Bachlawa is a village in the administrative district of Gmina Lesko, within Lesko County, Subcarpathian Voivodeship, in south-eastern Poland. It is located on the shores of the San; historically, it was owned by the Bal family of Baligród.

== Etymology ==
The town's earliest known name, recorded in the 17th century, was Bachlowa, coming from the name of the Bal family, which owned it from 1427 to the mid-18th century. It was officially changed to Bachlawa by the village council in 1968.

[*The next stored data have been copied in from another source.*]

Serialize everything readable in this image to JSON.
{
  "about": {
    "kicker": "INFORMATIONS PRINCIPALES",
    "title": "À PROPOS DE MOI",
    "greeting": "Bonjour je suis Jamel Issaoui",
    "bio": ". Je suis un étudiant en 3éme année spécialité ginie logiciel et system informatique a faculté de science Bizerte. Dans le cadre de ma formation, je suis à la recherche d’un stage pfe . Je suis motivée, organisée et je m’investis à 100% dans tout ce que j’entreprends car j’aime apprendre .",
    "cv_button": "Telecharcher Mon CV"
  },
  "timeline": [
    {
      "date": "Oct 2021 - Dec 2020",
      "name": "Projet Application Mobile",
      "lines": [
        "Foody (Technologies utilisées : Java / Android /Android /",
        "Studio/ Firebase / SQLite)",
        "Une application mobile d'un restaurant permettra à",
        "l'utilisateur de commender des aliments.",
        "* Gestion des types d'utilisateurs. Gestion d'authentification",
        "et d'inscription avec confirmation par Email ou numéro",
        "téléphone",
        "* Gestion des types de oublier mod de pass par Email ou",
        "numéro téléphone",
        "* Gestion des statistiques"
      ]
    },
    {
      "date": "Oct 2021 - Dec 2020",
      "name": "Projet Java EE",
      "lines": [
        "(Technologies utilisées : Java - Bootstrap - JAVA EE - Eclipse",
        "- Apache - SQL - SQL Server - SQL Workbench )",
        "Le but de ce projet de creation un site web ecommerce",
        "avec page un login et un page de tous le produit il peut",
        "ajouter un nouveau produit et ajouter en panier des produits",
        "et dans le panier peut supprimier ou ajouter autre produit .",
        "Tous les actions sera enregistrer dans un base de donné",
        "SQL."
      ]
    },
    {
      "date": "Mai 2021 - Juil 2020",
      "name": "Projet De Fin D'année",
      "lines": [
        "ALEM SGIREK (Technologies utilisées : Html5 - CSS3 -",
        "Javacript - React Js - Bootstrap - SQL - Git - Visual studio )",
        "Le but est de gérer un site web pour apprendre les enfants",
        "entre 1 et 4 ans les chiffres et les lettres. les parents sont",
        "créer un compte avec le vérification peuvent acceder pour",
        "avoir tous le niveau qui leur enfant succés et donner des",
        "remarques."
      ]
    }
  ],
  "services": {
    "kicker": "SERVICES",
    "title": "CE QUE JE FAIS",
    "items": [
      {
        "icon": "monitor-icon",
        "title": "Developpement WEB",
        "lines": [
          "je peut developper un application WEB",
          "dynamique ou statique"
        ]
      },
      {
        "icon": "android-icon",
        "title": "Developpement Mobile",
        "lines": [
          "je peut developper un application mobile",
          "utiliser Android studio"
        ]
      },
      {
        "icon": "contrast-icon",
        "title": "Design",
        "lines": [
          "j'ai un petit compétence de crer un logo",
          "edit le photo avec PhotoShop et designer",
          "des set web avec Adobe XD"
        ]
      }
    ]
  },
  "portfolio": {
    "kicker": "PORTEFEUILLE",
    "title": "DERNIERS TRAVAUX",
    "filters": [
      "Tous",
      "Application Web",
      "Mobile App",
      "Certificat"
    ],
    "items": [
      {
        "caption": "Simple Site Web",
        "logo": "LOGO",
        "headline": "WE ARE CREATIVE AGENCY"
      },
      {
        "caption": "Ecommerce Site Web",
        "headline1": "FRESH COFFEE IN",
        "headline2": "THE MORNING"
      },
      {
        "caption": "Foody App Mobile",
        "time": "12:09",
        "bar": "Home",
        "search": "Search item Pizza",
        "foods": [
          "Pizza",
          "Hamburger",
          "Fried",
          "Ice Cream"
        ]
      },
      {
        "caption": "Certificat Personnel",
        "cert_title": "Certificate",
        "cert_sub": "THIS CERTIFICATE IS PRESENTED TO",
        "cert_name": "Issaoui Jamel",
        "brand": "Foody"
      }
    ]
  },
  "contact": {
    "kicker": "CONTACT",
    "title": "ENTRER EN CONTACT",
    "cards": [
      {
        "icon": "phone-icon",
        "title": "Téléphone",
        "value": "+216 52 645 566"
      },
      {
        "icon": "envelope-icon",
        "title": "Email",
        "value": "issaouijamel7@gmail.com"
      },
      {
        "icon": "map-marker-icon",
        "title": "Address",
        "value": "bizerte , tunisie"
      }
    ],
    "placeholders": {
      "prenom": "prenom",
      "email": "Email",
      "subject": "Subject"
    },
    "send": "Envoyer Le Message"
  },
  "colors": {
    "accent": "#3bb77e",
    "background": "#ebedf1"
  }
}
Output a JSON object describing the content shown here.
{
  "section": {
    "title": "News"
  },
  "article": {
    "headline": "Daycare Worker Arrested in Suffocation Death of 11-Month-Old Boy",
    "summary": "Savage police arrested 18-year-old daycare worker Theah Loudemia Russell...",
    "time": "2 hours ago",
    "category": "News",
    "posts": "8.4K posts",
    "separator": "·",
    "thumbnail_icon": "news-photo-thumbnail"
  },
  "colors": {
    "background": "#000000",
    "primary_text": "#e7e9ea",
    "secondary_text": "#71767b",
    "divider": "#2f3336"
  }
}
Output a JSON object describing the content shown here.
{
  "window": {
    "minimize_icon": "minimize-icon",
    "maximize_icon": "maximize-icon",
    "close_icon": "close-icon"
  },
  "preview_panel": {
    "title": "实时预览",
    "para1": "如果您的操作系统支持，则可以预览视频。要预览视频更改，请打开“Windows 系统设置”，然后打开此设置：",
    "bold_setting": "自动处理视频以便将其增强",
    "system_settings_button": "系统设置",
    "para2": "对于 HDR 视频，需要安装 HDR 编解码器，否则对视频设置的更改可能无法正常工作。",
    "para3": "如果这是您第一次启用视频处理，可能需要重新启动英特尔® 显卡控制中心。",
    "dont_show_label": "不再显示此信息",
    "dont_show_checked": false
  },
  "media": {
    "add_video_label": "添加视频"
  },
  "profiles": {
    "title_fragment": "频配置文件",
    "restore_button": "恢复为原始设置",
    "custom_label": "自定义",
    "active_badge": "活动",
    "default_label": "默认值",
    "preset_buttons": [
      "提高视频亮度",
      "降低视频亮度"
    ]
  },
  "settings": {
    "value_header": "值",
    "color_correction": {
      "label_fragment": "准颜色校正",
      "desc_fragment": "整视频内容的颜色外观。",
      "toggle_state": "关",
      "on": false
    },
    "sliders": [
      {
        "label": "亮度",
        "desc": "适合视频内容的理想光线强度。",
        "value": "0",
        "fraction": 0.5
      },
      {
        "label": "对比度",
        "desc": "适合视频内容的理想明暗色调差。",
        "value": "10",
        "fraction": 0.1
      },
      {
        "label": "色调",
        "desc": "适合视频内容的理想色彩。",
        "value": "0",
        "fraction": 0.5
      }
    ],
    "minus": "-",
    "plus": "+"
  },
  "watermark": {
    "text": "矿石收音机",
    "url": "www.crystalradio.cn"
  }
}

== Location and characteristics ==
Bachlawa is located on the shores of the San, near the village of Hoczew and on the road to the larger Polańczyk. Its gas station contains a large collection of old tools and militaria.

== History ==
Bachlawa was already extant in 1376 as part of the village of Terpiczów. In 1427, Terpiczów, as well as most of the drainage basin of the Hoczewka, including nearby Baligród, was attained by Matiasz ze Zboisk of the coat of arms of Grozdawa, the ancestor of the Bal family of Hoczew. Bachlawa remained in the hands of the Bal family up to the 18th century. As of 1921, 229 people lived in the village's 44 homes.

The village was later home to Zofia Roś (1912-1995), a prolific folk sculptor, described as "the most authentic" such sculptor by the author Paweł Luboński, who created sculptures and other art pieces there. Her art is found in several collections around the world.